Everybody is busy, I am not. Everybody is productive, I think I’m not. Everybody is doing something. Everybody except me. 


In the past few days, I felt really frustrated about not being busy. After the summer break, most of the friends and family I hang out with, are now back to either school or their work. I, on the other hand, even though I already enrolled for my master’s degree, still feel like a bum. I worry because I think I’m supposed to be pre-occupied, or should be juggling things about my masters and all its complications, or should too busy that I won’t even have time for writing or reading. The opposite is happening; I feel guilty because I think I’m unproductive.

Everybody is busy, I am not. Everybody is productive, I think I’m not. Everybody is doing something. Everybody except me.

The truth is I am enjoying what I am not doing; what haunts me is the thought that people think I have it easy because of what I am doing or not doing. I actually feel frustrated whenever I think about this, so I try to create something precious of my time just to satisfy the thought of being busy.

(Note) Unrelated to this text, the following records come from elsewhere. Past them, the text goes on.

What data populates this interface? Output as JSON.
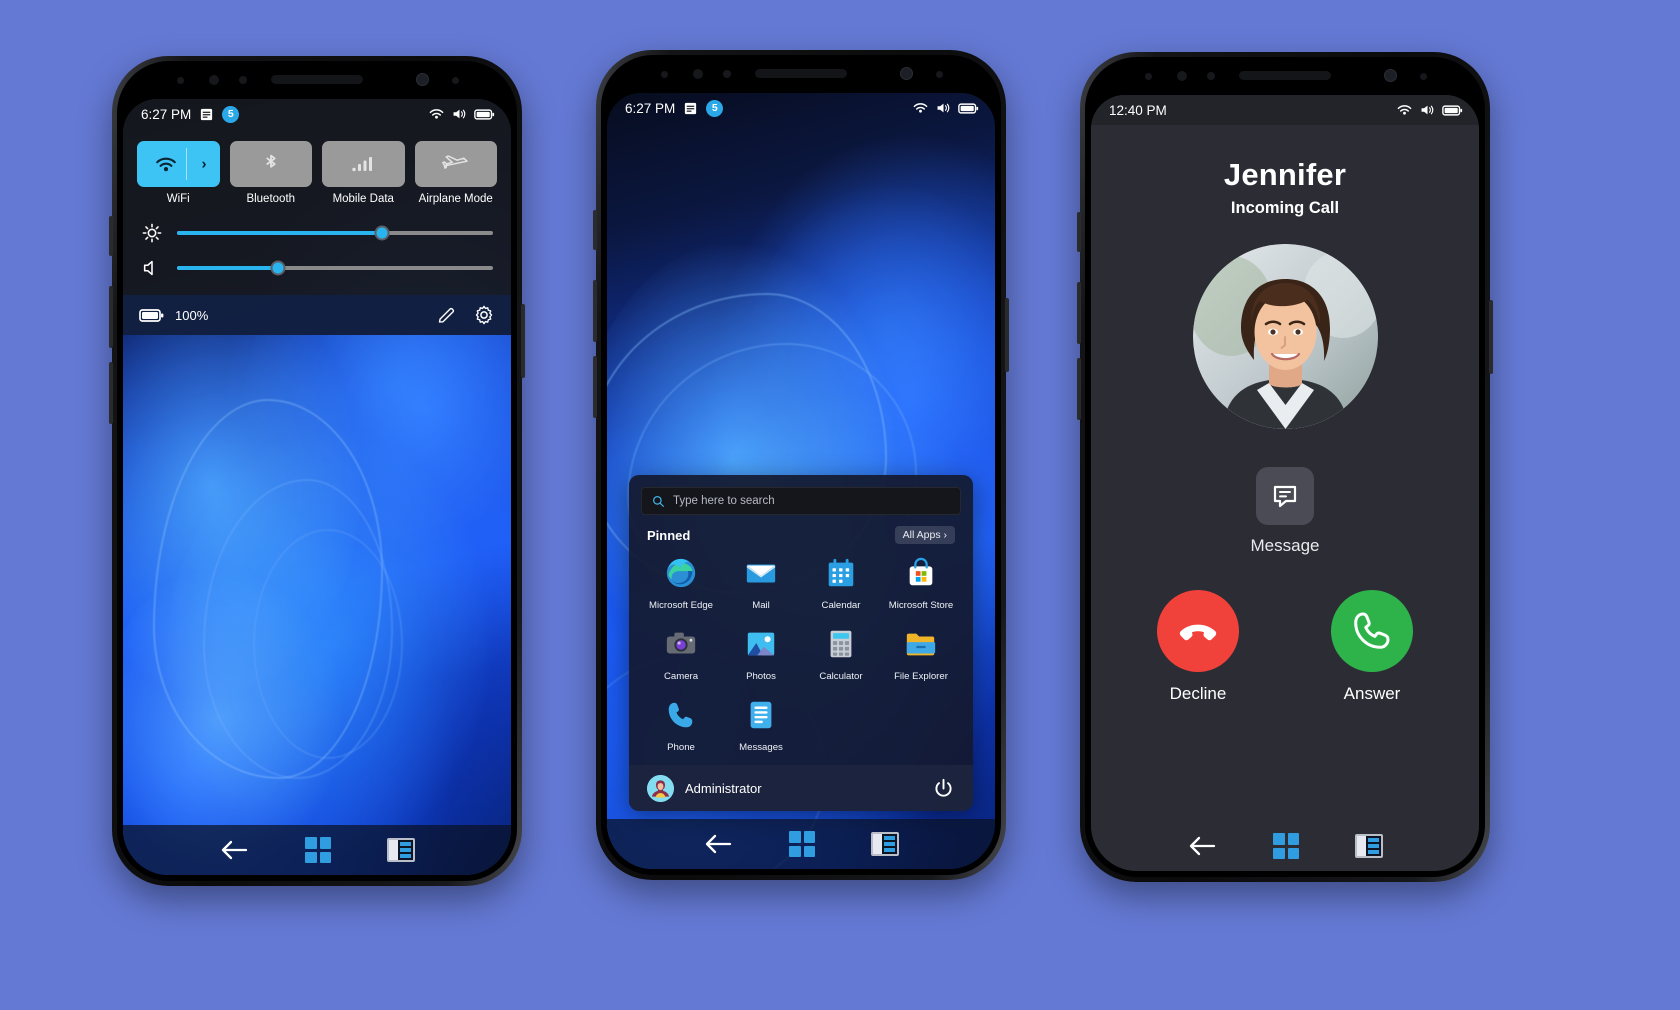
{
  "phones": {
    "quick_settings": {
      "status": {
        "time": "6:27 PM",
        "note_icon": "note-icon",
        "badge_count": "5",
        "wifi_icon": "wifi-icon",
        "volume_icon": "volume-icon",
        "battery_icon": "battery-icon"
      },
      "tiles": [
        {
          "label": "WiFi",
          "icon": "wifi-icon",
          "state": "on",
          "has_chevron": true,
          "chevron": "›"
        },
        {
          "label": "Bluetooth",
          "icon": "bluetooth-icon",
          "state": "off",
          "has_chevron": false
        },
        {
          "label": "Mobile Data",
          "icon": "signal-bars-icon",
          "state": "off",
          "has_chevron": false
        },
        {
          "label": "Airplane Mode",
          "icon": "airplane-icon",
          "state": "off",
          "has_chevron": false
        }
      ],
      "sliders": [
        {
          "name": "brightness",
          "icon": "brightness-icon",
          "value": 65
        },
        {
          "name": "volume",
          "icon": "volume-icon",
          "value": 32
        }
      ],
      "footer": {
        "battery_percent": "100%",
        "battery_icon": "battery-icon",
        "edit_icon": "pencil-icon",
        "settings_icon": "gear-icon"
      },
      "navbar": {
        "back": "back-arrow-icon",
        "home": "windows-logo-icon",
        "recents": "task-view-icon"
      }
    },
    "start_menu": {
      "status": {
        "time": "6:27 PM",
        "note_icon": "note-icon",
        "badge_count": "5",
        "wifi_icon": "wifi-icon",
        "volume_icon": "volume-icon",
        "battery_icon": "battery-icon"
      },
      "search_placeholder": "Type here to search",
      "search_value": "",
      "search_icon": "search-icon",
      "pinned_title": "Pinned",
      "all_apps_label": "All Apps ›",
      "apps": [
        {
          "name": "Microsoft Edge",
          "icon": "edge-icon"
        },
        {
          "name": "Mail",
          "icon": "mail-icon"
        },
        {
          "name": "Calendar",
          "icon": "calendar-icon"
        },
        {
          "name": "Microsoft Store",
          "icon": "store-icon"
        },
        {
          "name": "Camera",
          "icon": "camera-icon"
        },
        {
          "name": "Photos",
          "icon": "photos-icon"
        },
        {
          "name": "Calculator",
          "icon": "calculator-icon"
        },
        {
          "name": "File Explorer",
          "icon": "folder-icon"
        },
        {
          "name": "Phone",
          "icon": "phone-icon"
        },
        {
          "name": "Messages",
          "icon": "messages-icon"
        }
      ],
      "account": {
        "name": "Administrator",
        "avatar": "user-avatar",
        "power_icon": "power-icon"
      },
      "navbar": {
        "back": "back-arrow-icon",
        "home": "windows-logo-icon",
        "recents": "task-view-icon"
      }
    },
    "incoming_call": {
      "status": {
        "time": "12:40 PM",
        "wifi_icon": "wifi-icon",
        "volume_icon": "volume-icon",
        "battery_icon": "battery-icon"
      },
      "caller_name": "Jennifer",
      "call_state": "Incoming Call",
      "photo_alt": "caller-photo",
      "message_button": {
        "label": "Message",
        "icon": "message-bubble-icon"
      },
      "decline_button": {
        "label": "Decline",
        "icon": "phone-hangup-icon"
      },
      "answer_button": {
        "label": "Answer",
        "icon": "phone-icon"
      },
      "navbar": {
        "back": "back-arrow-icon",
        "home": "windows-logo-icon",
        "recents": "task-view-icon"
      }
    }
  },
  "colors": {
    "page_background": "#6479d4",
    "accent_blue": "#3ec3f5",
    "tile_off": "#9a9a9a",
    "decline_red": "#f0423a",
    "answer_green": "#2eb34a",
    "call_bg": "#2b2c34",
    "windows_blue": "#2f9de0"
  }
}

I attended a mass earlier with my 2 nieces, and the sermon was about precious time and what really matters. The priest mentioned something about being busy as a blessing,  and that one can never be too busy because time is all we really have. We have 24 hours a day, and it adds up every single day as we wake up and continue living.  We have all the time in the world, and it’s just up to us on how we spend it with purpose and value. On the other hand, he also said that being “not-busy” is also a blessing which is for everybody but only few can enjoy.

Being “not-busy” may seem to sound like the opposite of being busy, it’s not. When I googled for the antonym of the word busy, there was no specific word for it. Apparently, I did find one word that perfectly interprets it: FREE. Being “not-busy” is being free to do what you want to do without considering limitations, limitations that are set by the people around us, the regulations we have to go through, the image we have to project, and the pressure normality can become.

I was watching a Ted Talk episode (yes, I have the luxury of time) with speaker Jon Jandai, a Thai farmer, about Living an easy life. In a year he only works for 2 months: 1 month for planting crops, and another month for harvesting. The rest of the year, he does what he wants: he builds beautiful handmade houses (from wood and mud), he created Punpun Center, an organic farm and meditation center, and he tends to his family’s welfare. He was living at basic; he was “not-busy”; he had the time.  Of course, his was a different story from most of us, even for myself. I get the concept and the simplicity (or so) that it wants to imply. Although it’s difficult, it was not impossible to do.

Being not busy is not being unproductive, or being lazy, or being idle, like what I used to believe it was. For me, it is more about self-control, time management, prioritizing activities and actually seeing through what is essentials and doing only what is important. Being “not-busy” is basically enjoying freedom, it is an opportunity to do what you love to do; for my case, I love to read books, take long naps and cook for my family whenever I have time, and right now, I have all the time in the world.

There is no reason to feel frustrated or defeated or embarrassed. Instead of thinking about the stress of being busy, it’s a lot better to enjoy being “not-busy” and do worthwhile things that will make your soul happy.